Let us return to Hawking’s no boundary proposal – the idea that the universe has neither beginning nor end. By treating the universe as a wave function, Hawking hopes to rationalize the universe’s popping into existence 12-15 billion years ago. Critical to Hawking’s research in this regard is the notion of imaginary time. The concept of imaginary time is a powerful mathematical device used on occasion by theoretical chemists and physicists. I remember clearly the day in the autumn of 1965, during my Complex Variables class as a senior at M.I.T., when I learned that the result of contour integration was two pi i times the sum of the residues. For me, it was about as close to a revelation as I had received up to that time in my life. My closest colleague at Berkeley, Professor William H. Miller, in 1969 used imaginary time to understand the dynamics of chemical reactions, and it made him a household word in the world of science. The use of imaginary time is indeed a powerful tool.
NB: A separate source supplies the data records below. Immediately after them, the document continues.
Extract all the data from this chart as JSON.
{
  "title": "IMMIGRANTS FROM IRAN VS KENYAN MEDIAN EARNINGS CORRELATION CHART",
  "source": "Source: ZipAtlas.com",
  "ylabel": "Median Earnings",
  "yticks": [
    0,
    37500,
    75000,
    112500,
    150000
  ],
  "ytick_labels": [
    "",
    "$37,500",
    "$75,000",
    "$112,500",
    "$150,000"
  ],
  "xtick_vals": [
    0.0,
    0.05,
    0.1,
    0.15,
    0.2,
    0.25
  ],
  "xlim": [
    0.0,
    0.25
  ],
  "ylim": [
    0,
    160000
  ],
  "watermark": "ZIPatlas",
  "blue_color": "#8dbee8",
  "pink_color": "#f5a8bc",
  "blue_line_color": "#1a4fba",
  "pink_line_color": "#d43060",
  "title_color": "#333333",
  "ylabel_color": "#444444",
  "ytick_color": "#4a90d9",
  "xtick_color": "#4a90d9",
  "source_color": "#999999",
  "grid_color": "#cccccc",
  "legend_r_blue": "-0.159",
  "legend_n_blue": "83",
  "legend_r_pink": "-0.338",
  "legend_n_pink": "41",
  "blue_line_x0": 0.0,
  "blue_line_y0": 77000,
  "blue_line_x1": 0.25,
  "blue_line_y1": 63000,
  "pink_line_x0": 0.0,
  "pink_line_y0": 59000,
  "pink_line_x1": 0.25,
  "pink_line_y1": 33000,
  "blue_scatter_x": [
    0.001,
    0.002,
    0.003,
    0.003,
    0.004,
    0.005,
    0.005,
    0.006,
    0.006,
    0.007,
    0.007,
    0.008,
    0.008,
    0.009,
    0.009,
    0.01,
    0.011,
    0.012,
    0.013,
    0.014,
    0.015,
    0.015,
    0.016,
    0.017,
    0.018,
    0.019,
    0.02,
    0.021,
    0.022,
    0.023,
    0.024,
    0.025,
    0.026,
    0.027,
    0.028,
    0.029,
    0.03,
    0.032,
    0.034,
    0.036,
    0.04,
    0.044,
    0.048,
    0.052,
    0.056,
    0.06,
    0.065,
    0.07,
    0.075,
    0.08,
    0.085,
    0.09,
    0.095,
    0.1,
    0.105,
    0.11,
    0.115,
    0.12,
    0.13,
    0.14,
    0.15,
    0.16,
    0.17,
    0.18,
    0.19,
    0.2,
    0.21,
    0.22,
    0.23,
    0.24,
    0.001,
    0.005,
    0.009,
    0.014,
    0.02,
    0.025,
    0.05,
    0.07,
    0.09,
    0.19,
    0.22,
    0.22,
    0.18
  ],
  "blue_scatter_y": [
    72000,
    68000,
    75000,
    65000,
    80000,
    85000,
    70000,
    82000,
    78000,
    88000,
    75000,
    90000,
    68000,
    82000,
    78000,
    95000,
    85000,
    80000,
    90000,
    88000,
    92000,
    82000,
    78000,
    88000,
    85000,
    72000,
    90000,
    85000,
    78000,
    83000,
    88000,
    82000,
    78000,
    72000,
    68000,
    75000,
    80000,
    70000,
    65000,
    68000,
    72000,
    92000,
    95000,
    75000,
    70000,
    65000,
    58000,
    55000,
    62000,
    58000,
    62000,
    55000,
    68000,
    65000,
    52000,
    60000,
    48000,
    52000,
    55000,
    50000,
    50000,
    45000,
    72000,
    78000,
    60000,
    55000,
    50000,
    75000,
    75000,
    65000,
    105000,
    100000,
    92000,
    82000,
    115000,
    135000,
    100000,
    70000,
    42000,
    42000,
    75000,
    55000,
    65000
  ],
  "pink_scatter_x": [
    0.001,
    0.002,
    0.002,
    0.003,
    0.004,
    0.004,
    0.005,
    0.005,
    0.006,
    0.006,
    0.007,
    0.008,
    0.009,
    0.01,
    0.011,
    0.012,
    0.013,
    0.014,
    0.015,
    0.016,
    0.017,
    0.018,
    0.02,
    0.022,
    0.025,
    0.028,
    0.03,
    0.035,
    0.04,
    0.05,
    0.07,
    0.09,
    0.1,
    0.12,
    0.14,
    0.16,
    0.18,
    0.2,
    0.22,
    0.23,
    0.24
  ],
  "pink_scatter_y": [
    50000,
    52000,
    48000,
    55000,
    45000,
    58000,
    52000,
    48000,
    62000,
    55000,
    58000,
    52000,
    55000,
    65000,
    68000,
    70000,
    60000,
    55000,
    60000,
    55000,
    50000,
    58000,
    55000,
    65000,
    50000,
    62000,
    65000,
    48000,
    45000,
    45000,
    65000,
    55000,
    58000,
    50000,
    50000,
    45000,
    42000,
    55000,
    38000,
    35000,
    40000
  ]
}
Indulge me while I attempt to convey the essence of how imaginary time is exploited in theoretical physics and chemistry. One approaches a well defined problem, with all variables necessarily being real. This means, for example, real positions for all particles, real velocities, and so on. Real problems begin with all quantities real. Then one undertakes a carefully chosen excursion into the complex plane, making one or more variables complex. Subsequently we do some really cool things mathematically. Finally, all the variables revert to real values, and we find that something important has been mathematically derived that would have otherwise been impossible to prove.

Hawking and Hartle’s no boundary proposal begins by adopting a grossly oversimplified model of the universe. Then the authors make time imaginary, and prove in their terribly restricted model that the universe has neither beginning nor end. The flaw in the exercise is that the authors never go back to real time. Thus the notion that the universe has neither beginning nor end is something that exists in mathematical terms only. In real time, to which we as human beings are necessarily attached, rather than in Hawking’s use of imaginary time, there will always be a singularity, that is, a beginning of time.

In an obviously contradictory statement in A Brief History of Time, Hawking actually concedes this point. What we are seeing in this situation is Hawking versus Hawking. I view the following statement as Hawking speaking in his right mind: “When one goes back to the real time in which we live, however, there will still appear to be singularities . . . In real time, the universe has a beginning and an end at singularities that form a boundary to space-time and at which the laws of science break down” (first edition, page 144). Only if we lived in imaginary time (not coming soon to a neighborhood near you!) would we encounter no singularities. In real time the universe was created ex nihilo 12-15 billion years ago.

With some trepidation, I will venture further. A case can be made that the Hartle-Hawking “no boundary proposal” is only of marginal scientific interest. The reasons for this conclusion might include: (a) the theory is a mathematical construct that has no unique empirical support; (b) the theory makes no verifiable scientific predictions that were not achieved earlier with simpler models; (c) the theory generates no significant research agenda. The primary purpose of the theory seems to be an attempt to evade the cosmological argument for the existence of God, via the claim that nature is self-contained and effectively eternal.

I’ll stick with the experimental guy.